The key risks are, in order of severity: 1) Operational Volatility Risk: Highly inconsistent revenue, with a 16.8% YoY decline in Q3 2025, making future earnings unpredictable. 2) Sentiment & Technical Risk: The stock is in a severe downtrend, down 30% over six months, and recent downgrades by Goldman Sachs and Citigroup have damaged investor confidence. 3) Cyclical & Competitive Risk: As a toy company, it is exposed to discretionary spending cuts and must constantly innovate against digital entertainment and rivals like Hasbro. 4) Valuation Compression Risk: If earnings fail to meet the $1.92 EPS estimate, the already low P/E multiple could contract further.
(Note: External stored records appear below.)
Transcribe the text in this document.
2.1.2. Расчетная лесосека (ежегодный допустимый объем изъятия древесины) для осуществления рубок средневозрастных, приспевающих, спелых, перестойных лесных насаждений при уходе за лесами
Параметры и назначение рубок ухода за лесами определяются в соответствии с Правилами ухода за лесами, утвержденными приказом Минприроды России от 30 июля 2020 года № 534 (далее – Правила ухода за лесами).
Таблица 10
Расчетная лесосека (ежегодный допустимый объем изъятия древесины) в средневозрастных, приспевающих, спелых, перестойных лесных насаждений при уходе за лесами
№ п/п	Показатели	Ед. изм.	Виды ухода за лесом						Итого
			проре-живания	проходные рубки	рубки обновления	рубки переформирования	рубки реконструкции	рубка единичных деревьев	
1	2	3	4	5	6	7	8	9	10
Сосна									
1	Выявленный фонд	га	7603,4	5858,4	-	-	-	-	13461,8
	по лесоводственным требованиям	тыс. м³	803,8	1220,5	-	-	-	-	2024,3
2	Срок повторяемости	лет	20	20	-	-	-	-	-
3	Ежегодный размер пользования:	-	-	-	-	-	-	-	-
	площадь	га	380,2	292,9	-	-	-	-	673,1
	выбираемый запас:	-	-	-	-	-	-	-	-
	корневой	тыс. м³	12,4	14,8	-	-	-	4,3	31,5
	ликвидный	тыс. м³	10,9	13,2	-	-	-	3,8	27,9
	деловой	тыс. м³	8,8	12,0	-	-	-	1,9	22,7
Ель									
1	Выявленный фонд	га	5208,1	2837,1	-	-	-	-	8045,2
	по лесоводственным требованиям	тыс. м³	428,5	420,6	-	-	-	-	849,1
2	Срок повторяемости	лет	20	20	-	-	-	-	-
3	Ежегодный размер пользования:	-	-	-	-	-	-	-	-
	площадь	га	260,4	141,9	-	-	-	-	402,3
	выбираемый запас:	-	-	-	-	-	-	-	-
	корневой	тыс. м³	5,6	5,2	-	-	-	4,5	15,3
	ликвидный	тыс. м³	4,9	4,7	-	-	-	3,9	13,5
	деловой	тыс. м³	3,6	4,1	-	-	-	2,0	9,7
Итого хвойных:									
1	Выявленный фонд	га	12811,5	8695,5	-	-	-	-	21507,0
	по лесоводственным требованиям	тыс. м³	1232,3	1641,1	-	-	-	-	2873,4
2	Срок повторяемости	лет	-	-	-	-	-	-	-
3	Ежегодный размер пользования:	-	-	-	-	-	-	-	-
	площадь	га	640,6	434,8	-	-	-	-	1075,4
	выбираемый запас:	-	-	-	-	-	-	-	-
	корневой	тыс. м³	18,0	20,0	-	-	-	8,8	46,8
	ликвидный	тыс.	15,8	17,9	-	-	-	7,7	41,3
The 12-month forecast presents three scenarios. The base case (60% probability) sees the stock trading between $16 and $18 as it muddles through with volatile but marginally positive results. The bull case (25% probability), fueled by execution improvement, targets $20 to $22.50. The bear case (15% probability), triggered by another operational miss, sees a drop to $12-$13.62. The most likely outcome is the base case, where the stock remains range-bound, as the company's volatile fundamentals and mixed analyst sentiment prevent a decisive move in either direction.

MAT appears fairly valued to slightly undervalued based on forward earnings, but the discount is justified by its risks. The forward P/E of 8.84x is low and implies the market expects significant earnings growth of 44%, which is not guaranteed given the company's history of volatility. Compared to its own historical P/E range, it is trading near the lower end. The valuation suggests the market is paying a fair price for a company with iconic assets but serious execution questions, implying low expectations.

MAT is a speculative buy only for value investors comfortable with high volatility and a multi-year turnaround story. The forward P/E of 8.84x is compelling, and the company's strong free cash flow provides a margin of safety. However, the 25.99% annual decline, recent analyst downgrades, and highly volatile quarterly revenue make it a risky proposition. It could be a good buy for patient contrarians if purchased in stages, but it is not a good buy for investors seeking stability, growth, or income.

MAT is unsuitable for short-term trading due to its low beta (0.73) and lack of near-term positive catalysts; its trend is firmly down. It is only suitable for long-term investors with a minimum 2-3 year horizon who believe in the enduring value of its brands and are willing to wait for a potential operational turnaround. The stock's high volatility and cyclical nature require a long holding period to potentially realize the value embedded in its low valuation multiple. Income investors should avoid it entirely, as it pays no dividend.